8 Replies to “Świat Dysku Pratcheta: Wiedźmy”

  1. Cała moja styczność z Wiedźmami zamyka się w jednym opowiadaniu (a może był to fragment którejś książki?). Pamiętam, że chodziło o cykliczne 'zawody’ wiedźm, które zawsze wygrywała Babcia Wheatherwax. Gdy delikatnie zasugerowano jej, żeby dała szansę innym, ta po cichu zgodziła się zrezygnować z uczestnictwa. Potem stało się coś strasznego – Babcia stała się… miła i uczynna, że aż do rany przyłóż. Wesołe było to bardzo 😉

    No i chętnie rzuciłbym się na resztę (i w ogóle na całą prozę tego autora), ale okoliczne biblioteki są puste, a światem rządzi pieniądz…

  2. to byłby „Kapelusz pełen nieba” 🙂 druga z serii opowieści o Tiffany z Kredy 😛 (tak, Tiffany, a nie jakiejś Akwili, szanowna pani Doroto! *spluwa*)

    ja, maniak Pratchetta? nieeeee 😉
    :* Sistah!

  3. Uwielbiam Pratcheta, ale z Wiedźmami czytałam do tej pory tylko „Maskaradę” – Niania mnie rozłożyła 🙂 🙂

  4. niania ma to do siebie, że rozkłada… na łopatki 😀 ja chyba najbardziej kocham ją w książce „Panowie i Damy”, gdzie bierze coroczną kąpiel w cynkowanej balii, która sprawia, że dźwięk banjo i głos niani osiągają niespotykaną skalę, przy której nietoperze głupieją, a leśne zwierzeta odgryzają sobie uszy 😛

  5. Aa 🙂 „Trzy wiedźmy” były pierwszą książką Pratchetta, którą przeczytałam. Cudna! Potem przyszła pora na inne, ale chyba kiepsko trafiałam, bo te „Trzy wiedźmy” wspominam chyba najlepiej.
    Znaczy, jeszcze bardziej od wiedźm kocham Śmierć, ale Niania Ogg jest faktycznie bezkonkurencyjna.
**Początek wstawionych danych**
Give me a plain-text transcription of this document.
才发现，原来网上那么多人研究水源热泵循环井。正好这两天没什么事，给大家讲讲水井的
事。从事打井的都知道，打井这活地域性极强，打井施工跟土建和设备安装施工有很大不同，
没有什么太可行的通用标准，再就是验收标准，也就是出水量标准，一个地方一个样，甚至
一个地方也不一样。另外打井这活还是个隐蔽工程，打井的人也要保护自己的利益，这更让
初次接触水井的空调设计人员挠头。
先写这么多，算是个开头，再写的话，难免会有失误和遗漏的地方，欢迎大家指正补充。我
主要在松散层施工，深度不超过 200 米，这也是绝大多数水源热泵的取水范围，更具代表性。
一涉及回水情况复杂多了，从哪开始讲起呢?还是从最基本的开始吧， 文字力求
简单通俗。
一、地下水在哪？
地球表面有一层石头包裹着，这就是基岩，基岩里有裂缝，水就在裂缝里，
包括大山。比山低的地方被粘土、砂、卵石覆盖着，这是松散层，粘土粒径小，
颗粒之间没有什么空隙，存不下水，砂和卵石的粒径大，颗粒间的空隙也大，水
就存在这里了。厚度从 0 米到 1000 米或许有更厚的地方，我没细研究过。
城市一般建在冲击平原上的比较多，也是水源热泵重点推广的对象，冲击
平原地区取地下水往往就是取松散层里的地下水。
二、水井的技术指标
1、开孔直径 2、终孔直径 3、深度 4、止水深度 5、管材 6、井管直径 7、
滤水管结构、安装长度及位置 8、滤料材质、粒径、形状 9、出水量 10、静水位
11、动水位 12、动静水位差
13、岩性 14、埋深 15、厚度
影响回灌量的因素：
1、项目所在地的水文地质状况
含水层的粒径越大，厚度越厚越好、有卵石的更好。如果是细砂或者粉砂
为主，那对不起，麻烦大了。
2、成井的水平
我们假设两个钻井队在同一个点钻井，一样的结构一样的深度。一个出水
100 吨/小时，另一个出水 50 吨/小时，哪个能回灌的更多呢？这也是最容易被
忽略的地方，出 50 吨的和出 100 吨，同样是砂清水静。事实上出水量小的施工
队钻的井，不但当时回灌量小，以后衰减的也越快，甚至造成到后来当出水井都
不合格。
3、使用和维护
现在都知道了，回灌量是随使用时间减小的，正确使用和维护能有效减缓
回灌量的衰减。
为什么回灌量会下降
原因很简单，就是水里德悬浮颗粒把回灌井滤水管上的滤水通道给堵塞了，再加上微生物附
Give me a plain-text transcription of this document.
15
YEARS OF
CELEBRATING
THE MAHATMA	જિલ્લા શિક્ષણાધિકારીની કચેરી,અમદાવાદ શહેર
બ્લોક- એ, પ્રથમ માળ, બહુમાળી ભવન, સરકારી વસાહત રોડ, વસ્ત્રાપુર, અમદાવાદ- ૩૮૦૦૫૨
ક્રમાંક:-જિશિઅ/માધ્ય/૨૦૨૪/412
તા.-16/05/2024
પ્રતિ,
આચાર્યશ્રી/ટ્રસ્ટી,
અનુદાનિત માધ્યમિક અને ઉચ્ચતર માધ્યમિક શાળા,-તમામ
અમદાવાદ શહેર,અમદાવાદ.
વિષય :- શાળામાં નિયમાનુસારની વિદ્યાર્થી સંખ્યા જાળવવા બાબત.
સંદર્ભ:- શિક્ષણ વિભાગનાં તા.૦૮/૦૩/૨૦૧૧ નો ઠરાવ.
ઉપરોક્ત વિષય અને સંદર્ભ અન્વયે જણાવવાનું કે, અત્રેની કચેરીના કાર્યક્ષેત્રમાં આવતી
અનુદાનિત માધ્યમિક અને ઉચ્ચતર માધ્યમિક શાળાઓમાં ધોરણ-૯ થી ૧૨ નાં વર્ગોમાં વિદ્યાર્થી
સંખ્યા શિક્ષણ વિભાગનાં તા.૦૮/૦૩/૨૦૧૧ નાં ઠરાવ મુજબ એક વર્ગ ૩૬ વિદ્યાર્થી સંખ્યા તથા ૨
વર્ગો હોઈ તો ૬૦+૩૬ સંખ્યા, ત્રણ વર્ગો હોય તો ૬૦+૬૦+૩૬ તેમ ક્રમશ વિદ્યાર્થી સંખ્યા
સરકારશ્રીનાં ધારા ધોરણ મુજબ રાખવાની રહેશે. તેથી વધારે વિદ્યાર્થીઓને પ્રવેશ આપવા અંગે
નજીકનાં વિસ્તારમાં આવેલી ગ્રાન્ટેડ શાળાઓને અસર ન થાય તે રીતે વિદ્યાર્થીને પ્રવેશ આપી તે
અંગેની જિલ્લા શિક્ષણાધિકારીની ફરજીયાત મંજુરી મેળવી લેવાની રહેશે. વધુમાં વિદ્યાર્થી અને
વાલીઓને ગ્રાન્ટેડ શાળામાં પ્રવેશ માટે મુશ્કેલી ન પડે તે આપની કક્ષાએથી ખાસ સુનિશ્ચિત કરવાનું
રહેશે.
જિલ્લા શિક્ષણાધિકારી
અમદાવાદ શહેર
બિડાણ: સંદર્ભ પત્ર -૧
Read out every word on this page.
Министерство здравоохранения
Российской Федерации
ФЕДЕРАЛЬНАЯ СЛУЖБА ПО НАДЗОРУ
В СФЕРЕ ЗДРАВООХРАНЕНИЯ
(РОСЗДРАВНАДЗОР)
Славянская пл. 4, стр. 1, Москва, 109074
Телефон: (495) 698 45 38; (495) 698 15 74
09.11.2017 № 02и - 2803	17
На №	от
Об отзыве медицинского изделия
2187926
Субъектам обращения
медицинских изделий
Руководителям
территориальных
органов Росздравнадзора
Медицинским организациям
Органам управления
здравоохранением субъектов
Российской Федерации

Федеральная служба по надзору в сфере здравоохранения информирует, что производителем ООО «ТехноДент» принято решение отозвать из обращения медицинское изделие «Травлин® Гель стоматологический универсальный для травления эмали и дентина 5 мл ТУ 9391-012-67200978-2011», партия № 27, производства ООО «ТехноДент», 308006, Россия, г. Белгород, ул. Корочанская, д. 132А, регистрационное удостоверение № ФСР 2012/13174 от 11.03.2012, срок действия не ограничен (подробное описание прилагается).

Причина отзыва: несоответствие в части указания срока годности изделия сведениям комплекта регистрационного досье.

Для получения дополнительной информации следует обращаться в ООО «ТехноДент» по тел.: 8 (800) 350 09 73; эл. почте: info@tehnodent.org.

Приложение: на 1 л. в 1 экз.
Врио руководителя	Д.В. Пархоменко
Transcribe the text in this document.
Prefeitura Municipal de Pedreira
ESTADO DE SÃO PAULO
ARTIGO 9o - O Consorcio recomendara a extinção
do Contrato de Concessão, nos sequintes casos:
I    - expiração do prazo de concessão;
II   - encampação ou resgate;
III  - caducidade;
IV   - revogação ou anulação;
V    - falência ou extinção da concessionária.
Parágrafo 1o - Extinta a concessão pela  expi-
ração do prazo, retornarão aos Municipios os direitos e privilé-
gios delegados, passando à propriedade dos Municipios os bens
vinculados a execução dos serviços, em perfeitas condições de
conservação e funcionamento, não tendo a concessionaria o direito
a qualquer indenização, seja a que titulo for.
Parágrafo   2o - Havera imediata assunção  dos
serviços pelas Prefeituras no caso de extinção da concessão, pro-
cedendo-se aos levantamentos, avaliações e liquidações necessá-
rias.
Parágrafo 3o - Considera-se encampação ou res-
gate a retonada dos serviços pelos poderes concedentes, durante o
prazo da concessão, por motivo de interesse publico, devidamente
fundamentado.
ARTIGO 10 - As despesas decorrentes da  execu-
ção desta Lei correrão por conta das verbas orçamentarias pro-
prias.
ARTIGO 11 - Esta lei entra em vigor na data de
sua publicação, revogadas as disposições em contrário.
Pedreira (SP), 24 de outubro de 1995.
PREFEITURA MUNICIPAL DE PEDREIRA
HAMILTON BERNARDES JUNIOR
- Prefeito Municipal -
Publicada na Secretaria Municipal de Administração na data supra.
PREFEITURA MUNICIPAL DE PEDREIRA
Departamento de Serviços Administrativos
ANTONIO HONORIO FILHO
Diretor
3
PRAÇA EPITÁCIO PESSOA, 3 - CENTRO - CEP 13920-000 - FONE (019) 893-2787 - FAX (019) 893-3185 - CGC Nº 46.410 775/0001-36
  6. HomelessTsundere says: Odpowiedz

    Niania to moja ulubiona postać ze świata dysku tuż obok Rincewinda i Patrycjusza Vetinariego. Szczerze mówiąc nie przepadałam początkowo za Magrat, ale dużo zyskała w moich oczach po przeczytaniu „Panowie i Damy”.

    🙂

  7. o tak, niania… niania rządzi i wymiata, czyż nie?